We began with a review of the evolution on responsible mineral sourcing. It started with conflict minerals, which has been around for 10 years or so. This led to a rather dramatic shift in the worldwide corporate mindset and companies and stakeholders determined that there needed to be more engagement all levels within the supply change. Zamora pointed to the example of due diligence. “It began as a data collection exercise where you get transparency into your supply chain, but now it’s all about, what can you do  with that information after you collect data? What you see from the expectations of stakeholders is performing risk management, right to diligence activities within your supply chain.” This means going beyond regulatory requirements, it means risk management activities related to identifying sanctions within your supply chain.

One of the key themes of this series has been how a comprehensive ESG program can bring a much more integrated, holistic approach to not simply regulatory compliance but also in overall business operations. That also presents the opportunity to use an ESG approach to move from simply a reactive to proactive program. With Zamora, we look at steps a company can take to facilitate this change.

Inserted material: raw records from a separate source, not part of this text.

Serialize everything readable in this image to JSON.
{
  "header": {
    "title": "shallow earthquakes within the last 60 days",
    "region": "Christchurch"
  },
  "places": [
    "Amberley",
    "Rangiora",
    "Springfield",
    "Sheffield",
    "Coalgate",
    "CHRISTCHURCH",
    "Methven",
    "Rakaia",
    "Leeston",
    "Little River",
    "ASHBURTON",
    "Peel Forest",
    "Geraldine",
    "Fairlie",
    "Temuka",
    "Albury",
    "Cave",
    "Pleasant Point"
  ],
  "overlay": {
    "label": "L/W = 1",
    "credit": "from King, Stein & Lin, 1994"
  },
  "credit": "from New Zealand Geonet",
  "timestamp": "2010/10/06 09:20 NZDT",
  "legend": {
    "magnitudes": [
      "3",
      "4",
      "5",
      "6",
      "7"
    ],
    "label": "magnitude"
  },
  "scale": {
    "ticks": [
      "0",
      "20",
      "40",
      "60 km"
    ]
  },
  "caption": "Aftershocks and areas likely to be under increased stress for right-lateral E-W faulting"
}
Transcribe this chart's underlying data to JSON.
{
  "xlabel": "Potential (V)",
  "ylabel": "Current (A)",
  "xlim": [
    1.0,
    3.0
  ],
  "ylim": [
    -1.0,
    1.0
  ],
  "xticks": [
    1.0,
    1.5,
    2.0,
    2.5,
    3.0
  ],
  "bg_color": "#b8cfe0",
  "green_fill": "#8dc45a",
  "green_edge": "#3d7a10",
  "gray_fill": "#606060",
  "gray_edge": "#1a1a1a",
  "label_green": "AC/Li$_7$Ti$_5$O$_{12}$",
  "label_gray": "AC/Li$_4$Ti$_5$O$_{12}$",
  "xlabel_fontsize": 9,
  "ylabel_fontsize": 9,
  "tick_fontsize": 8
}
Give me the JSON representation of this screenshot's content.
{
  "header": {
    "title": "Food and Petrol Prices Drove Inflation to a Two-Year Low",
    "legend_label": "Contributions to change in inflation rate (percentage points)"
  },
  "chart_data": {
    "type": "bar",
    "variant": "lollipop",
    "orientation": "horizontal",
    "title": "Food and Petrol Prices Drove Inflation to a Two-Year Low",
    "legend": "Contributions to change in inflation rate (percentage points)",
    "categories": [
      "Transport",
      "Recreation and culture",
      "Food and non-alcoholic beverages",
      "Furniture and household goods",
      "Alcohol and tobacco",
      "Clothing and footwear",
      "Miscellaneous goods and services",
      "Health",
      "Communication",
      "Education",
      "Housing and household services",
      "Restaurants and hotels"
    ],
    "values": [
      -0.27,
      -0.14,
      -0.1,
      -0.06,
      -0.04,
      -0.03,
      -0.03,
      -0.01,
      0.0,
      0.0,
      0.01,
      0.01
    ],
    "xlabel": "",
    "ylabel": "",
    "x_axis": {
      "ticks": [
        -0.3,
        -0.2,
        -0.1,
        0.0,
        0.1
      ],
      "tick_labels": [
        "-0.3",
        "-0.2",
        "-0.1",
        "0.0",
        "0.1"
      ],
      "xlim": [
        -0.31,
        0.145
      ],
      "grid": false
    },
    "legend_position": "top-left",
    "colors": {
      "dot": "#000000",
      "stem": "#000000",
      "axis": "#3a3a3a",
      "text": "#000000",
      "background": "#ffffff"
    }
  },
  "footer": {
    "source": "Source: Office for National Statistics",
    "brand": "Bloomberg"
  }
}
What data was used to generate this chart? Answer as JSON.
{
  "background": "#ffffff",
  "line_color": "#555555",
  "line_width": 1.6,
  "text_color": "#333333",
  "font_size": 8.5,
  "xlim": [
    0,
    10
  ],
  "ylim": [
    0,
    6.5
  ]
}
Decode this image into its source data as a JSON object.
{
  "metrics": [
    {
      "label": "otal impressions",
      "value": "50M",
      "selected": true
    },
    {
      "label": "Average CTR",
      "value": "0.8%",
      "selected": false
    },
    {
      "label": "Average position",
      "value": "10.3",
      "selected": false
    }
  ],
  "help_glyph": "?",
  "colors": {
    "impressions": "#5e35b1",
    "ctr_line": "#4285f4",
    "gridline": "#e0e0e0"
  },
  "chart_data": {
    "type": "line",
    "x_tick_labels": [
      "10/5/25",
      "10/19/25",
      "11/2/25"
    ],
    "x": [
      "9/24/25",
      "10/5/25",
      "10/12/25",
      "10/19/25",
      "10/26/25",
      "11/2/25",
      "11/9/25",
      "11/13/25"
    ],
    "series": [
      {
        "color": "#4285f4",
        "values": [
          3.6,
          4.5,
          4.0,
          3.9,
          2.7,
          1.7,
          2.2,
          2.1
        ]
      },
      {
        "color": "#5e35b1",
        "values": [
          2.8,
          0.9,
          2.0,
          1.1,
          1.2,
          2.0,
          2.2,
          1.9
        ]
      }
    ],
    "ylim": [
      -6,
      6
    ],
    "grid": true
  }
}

Zamora said, the “first step is you need to collect data efficiently. Once you do that officially, it allows your organization to have the resources in place to focus at how to perform risk management from within your supply chain. Number two, you need to have a specific program in place that would allow you to see and identify the risks so you can see where minerals are coming from and where the minerals are going afterwards. This allows you to identify those risks ahead of time, having risk assess verifiable sources out there that will allow determine who the bad actors are before then engage in bad behaviors.”

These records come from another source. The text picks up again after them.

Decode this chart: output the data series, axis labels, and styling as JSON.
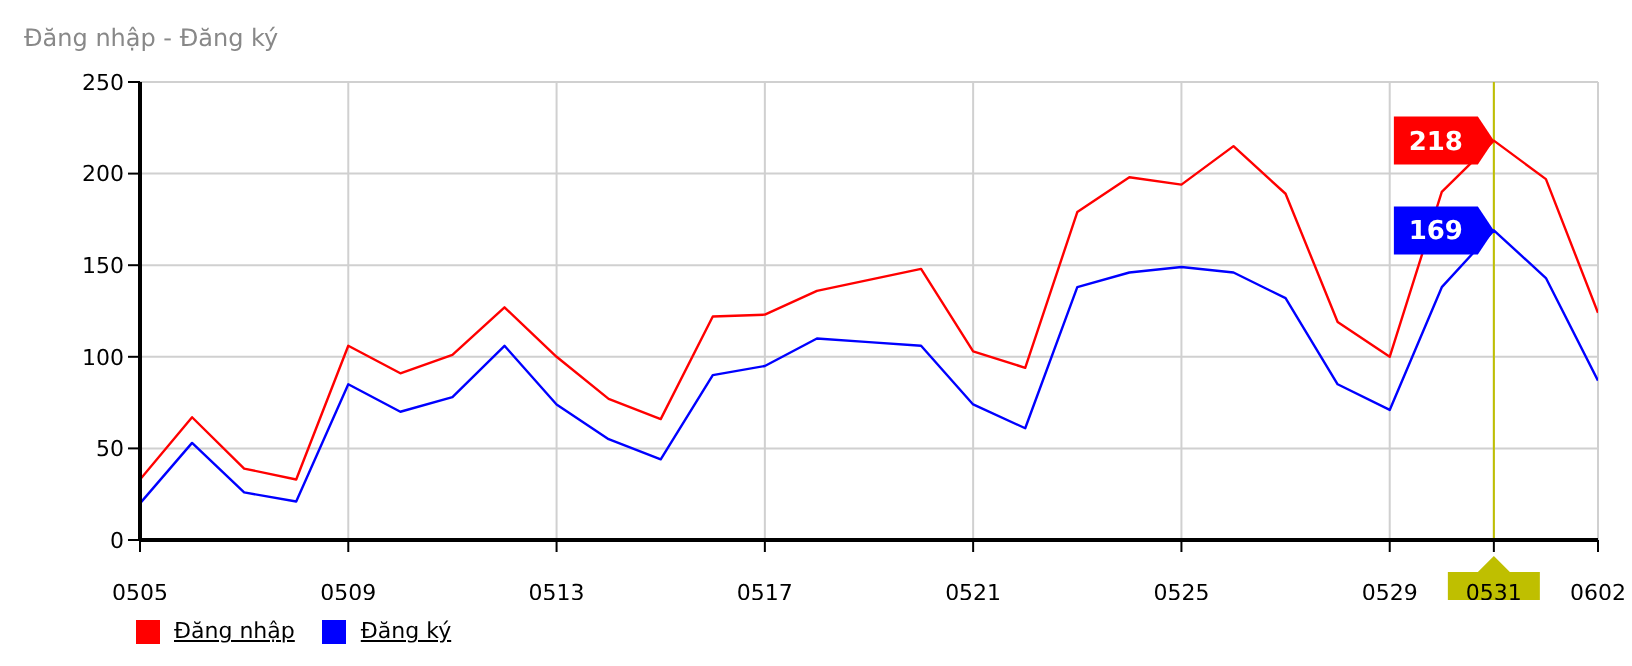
{
  "chart_data": {
    "type": "line",
    "title": "Đăng nhập - Đăng ký",
    "categories": [
      "0505",
      null,
      null,
      null,
      "0509",
      null,
      null,
      null,
      "0513",
      null,
      null,
      null,
      "0517",
      null,
      null,
      null,
      "0521",
      null,
      null,
      null,
      "0525",
      null,
      null,
      null,
      "0529",
      null,
      "0531",
      null,
      "0602"
    ],
    "series": [
      {
        "name": "Đăng nhập",
        "color": "#ff0000",
        "values": [
          33,
          67,
          39,
          33,
          106,
          91,
          101,
          127,
          100,
          77,
          66,
          122,
          123,
          136,
          142,
          148,
          103,
          94,
          179,
          198,
          194,
          215,
          189,
          119,
          100,
          190,
          218,
          197,
          124
        ]
      },
      {
        "name": "Đăng ký",
        "color": "#0000ff",
        "values": [
          20,
          53,
          26,
          21,
          85,
          70,
          78,
          106,
          74,
          55,
          44,
          90,
          95,
          110,
          108,
          106,
          74,
          61,
          138,
          146,
          149,
          146,
          132,
          85,
          71,
          138,
          169,
          143,
          87
        ]
      }
    ],
    "ylim": [
      0,
      250
    ],
    "yticks": [
      0,
      50,
      100,
      150,
      200,
      250
    ],
    "grid": true,
    "legend": "bottom left",
    "marker": "none",
    "ref_lines": [
      {
        "axis": "x",
        "value": "0531",
        "color": "#bfbf00"
      }
    ],
    "annotations": [
      {
        "text": "218",
        "x": "0531",
        "y": 218
      },
      {
        "text": "169",
        "x": "0531",
        "y": 169
      }
    ]
  }
}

All of this allows a company to make better business decisions in terms of risk management. Zamora said, “it gives them time. It gives them a lot of power to take corrective actions, according to those risks. It could be communicating that those risks within their own supply chain. It could be passing that information along to their legal team. Once you have that ability to see these risks live as if an organization is being proactive about it instead of being reactive and waiting for those risks to show up in your supply change; a company will have a lot of power to have corrective action in order to mitigate those risks.”

We concluded with a discussion of the stakeholders who might be concerned with responsible minerals and how a corporation can use an overall ESG program to engage with them. This can include the shareholders, it could include customers, it could include employees, it could include third parties your organization does business with, and it could include the locales where a company does business or operates. Zamora said, “conversations have definitely changed,”. Now it has expanded to “even metal associations.” These conversations are also at “multiple levels within the supply chain. It is no longer the downstream companies and the shareholders right now, you see expectations at the mid-tier suppliers, you see these conversations at the smelters and at the upstream level.” All these levels are getting engaged in discussions and conversations around the ESG requirements.